New research shows that some 13.5 million adults in the U.S. could not identify a single symptom of a heart attack — not even that chest pains are an obvious sign of a cardiac event.
The study was conducted for a recent scientific gathering sponsored by the American Heart Association [AHA]. It was based on findings of data gathered by the Centers for Disease Control in a massive 2017 National Health Interview Survey among more than 25,000 U.S. adults. According to the AHA, “About 805,000 Americans have a heart attack each year, and about 15% of them die from it. Because early intervention is so critical, health officials have spent decades trying to improve public knowledge of heart attack symptoms and the appropriate emergency response.”

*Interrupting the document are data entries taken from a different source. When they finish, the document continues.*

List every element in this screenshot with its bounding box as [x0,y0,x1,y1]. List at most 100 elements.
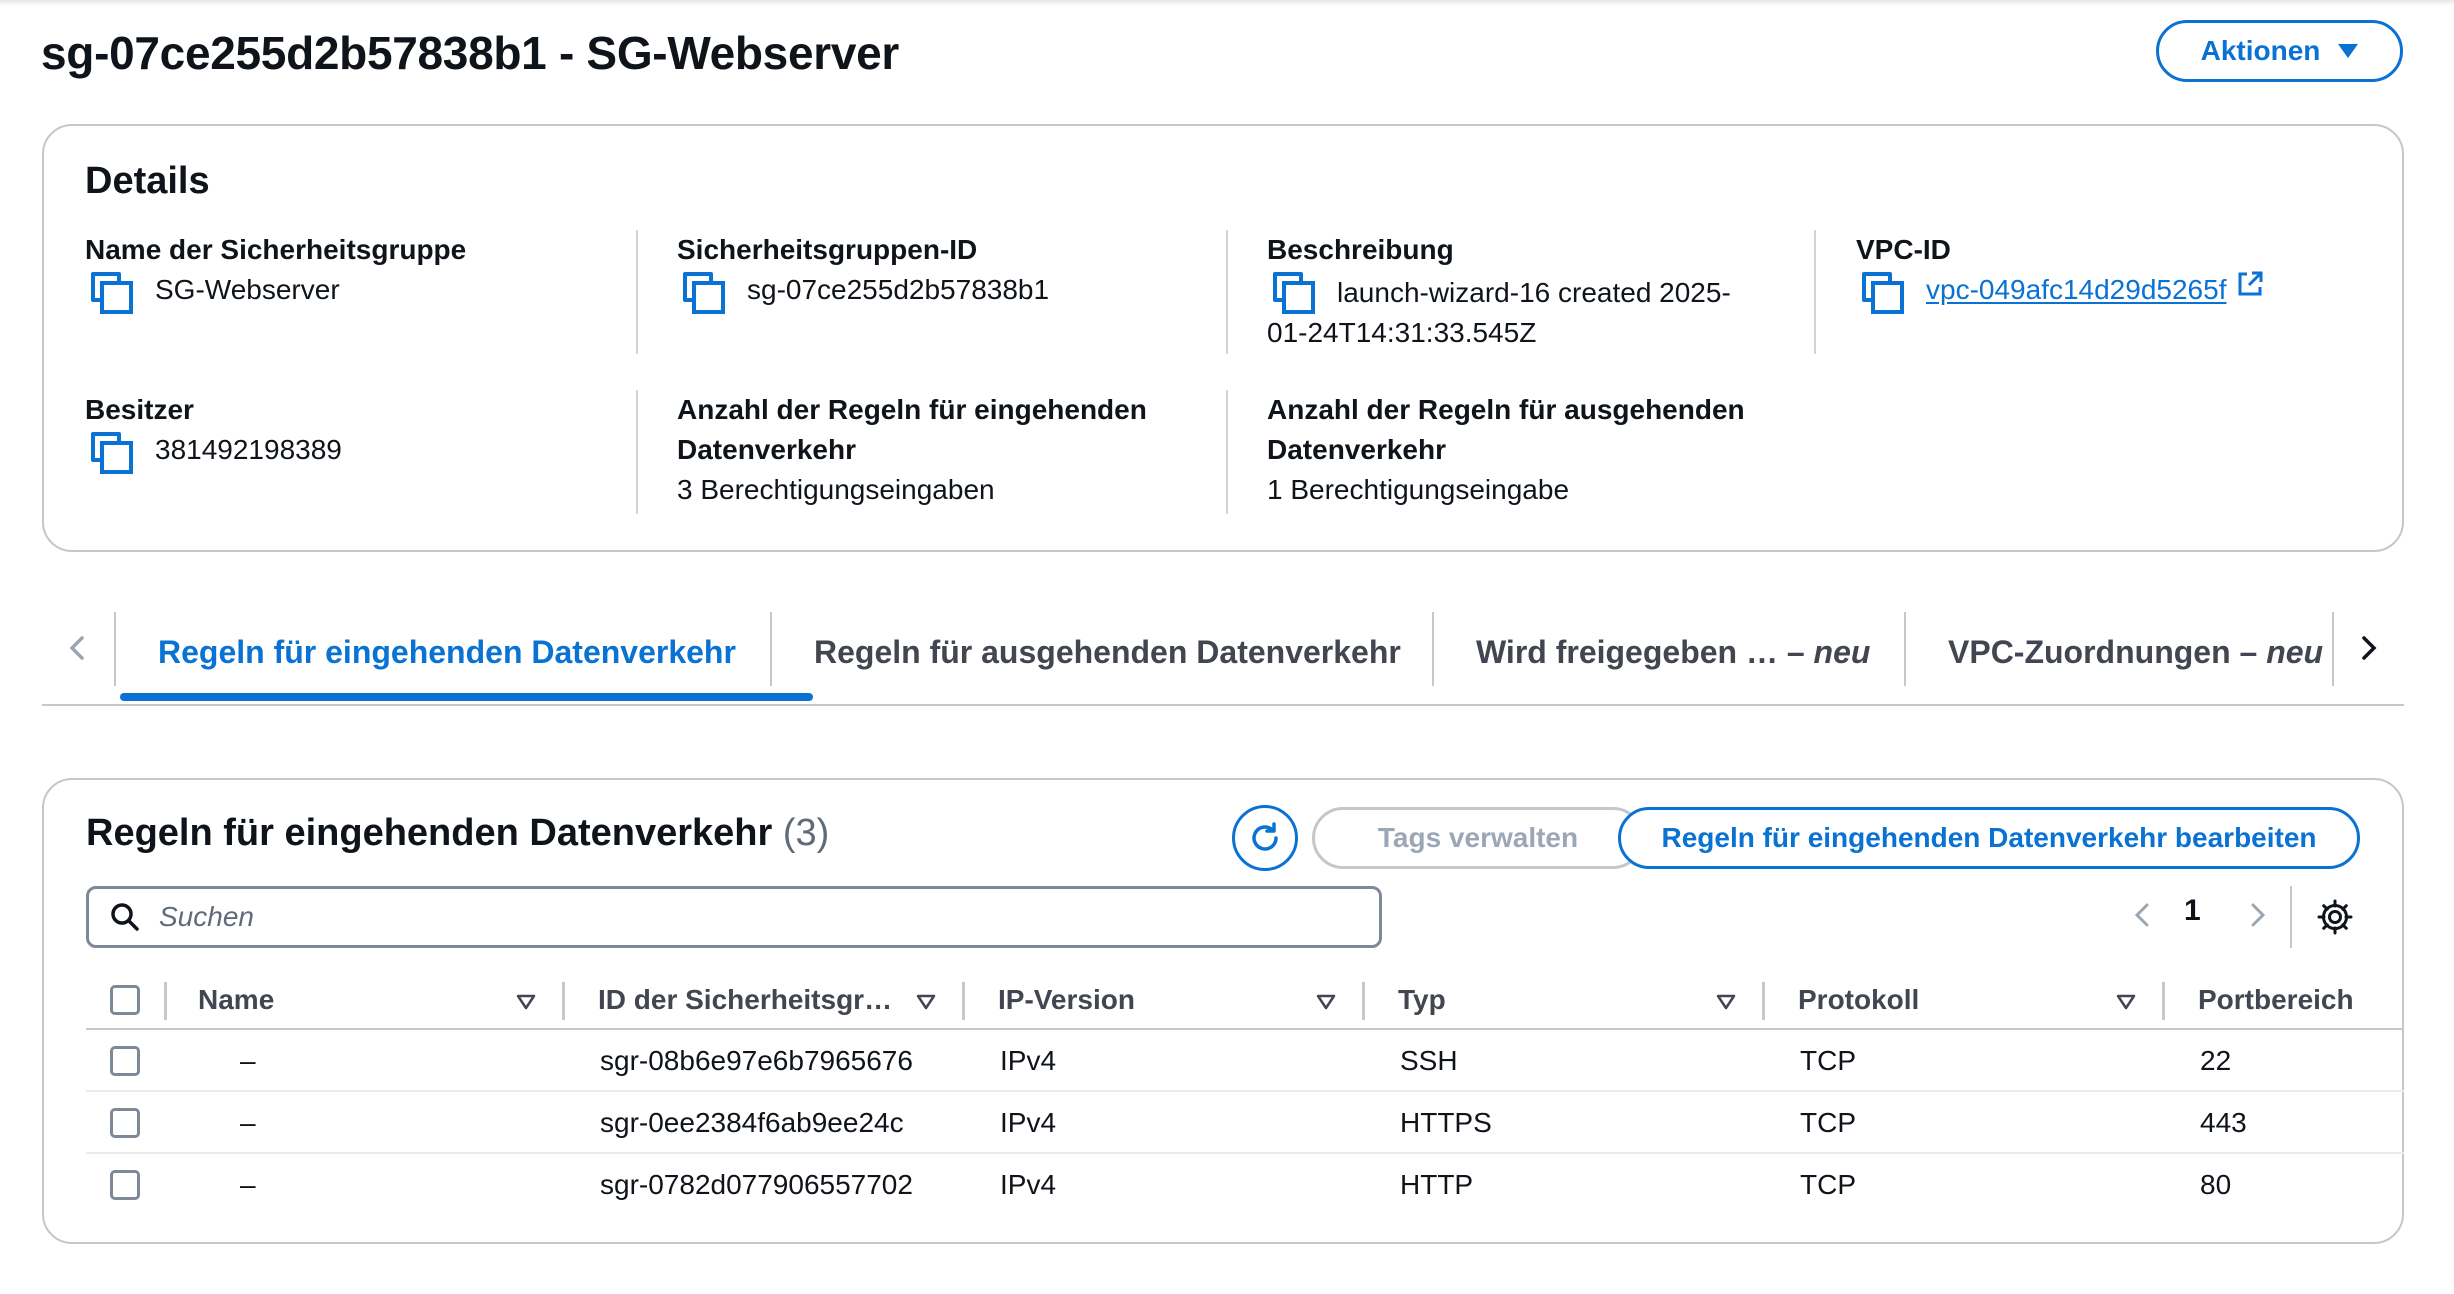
tab-sharing[interactable]: Wird freigegeben … – neu [1476,600,1870,704]
actions-button[interactable]: Aktionen [2156,20,2403,82]
column-header-sg-rule-id[interactable]: ID der Sicherheitsgr… [598,970,892,1030]
inbound-count-value: 3 Berechtigungseingaben [677,474,995,505]
field-label-line1: Anzahl der Regeln für eingehenden [677,394,1147,425]
external-link-icon [2238,271,2263,296]
field-owner: Besitzer 381492198389 [85,390,342,474]
cell-rule-id: sgr-0782d077906557702 [600,1169,913,1200]
sg-name-value: SG-Webserver [155,274,340,305]
cell-rule-id: sgr-08b6e97e6b7965676 [600,1045,913,1076]
column-header-type[interactable]: Typ [1398,970,1446,1030]
copy-icon[interactable] [91,272,133,314]
search-icon [111,903,139,931]
field-label: Beschreibung [1267,234,1454,265]
cell-type: HTTPS [1400,1107,1492,1138]
search-field[interactable] [86,886,1382,948]
pagination-prev-icon[interactable] [2126,898,2160,932]
tab-outbound-rules[interactable]: Regeln für ausgehenden Datenverkehr [814,600,1401,704]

Dan Weber, president of the Association of Mature American Citizens [AMAC], notes that cardiovascular disease is of particular concern for seniors. “The American College of Cardiology says that more than a million American adults will have a cardiac event this year and that the average age of heart attack victims is 65.6 years for men and 72 percent for women. It’s as you get older it is critical to be aware of the symptoms so that you can get help quickly.”
However, according to Harvard Medical School about 45% heart attacks are what is known as silent heart attacks. “They are described as “silent” because when they occur, their symptoms lack the intensity of a classic heart attack, such as extreme chest pain and pressure; stabbing pain in the arm, neck, or jaw; sudden shortness of breath; sweating, and dizziness.” These silent myocardial infarctions (SMI) are more common in men than in women. And, because the symptoms of SMIs can be so mild, its victims can readily ignore them, attributing them to the aches and pains of old age, for example.
“It’s a good reason to get regular checkups, especially as you get on in years,” suggests AMAC’s Weber. Meanwhile, the Harvard report on SMIs, recommends that if you experience suspicious discomfort, whatever the reason, you should see your doctor as soon as possible.
According to that report, “suspicious discomfort” includes:
- Discomfort in the center of the chest that lasts several minutes or goes away and comes back. It can feel like an uncomfortable pressure, squeezing, or pain.
- Discomfort in other upper-body areas, such as one or both arms, the back, the neck, the jaw, or the stomach.
- Shortness of breath before or during chest discomfort.
- Breaking out in a cold sweat or feeling nauseated or lightheaded.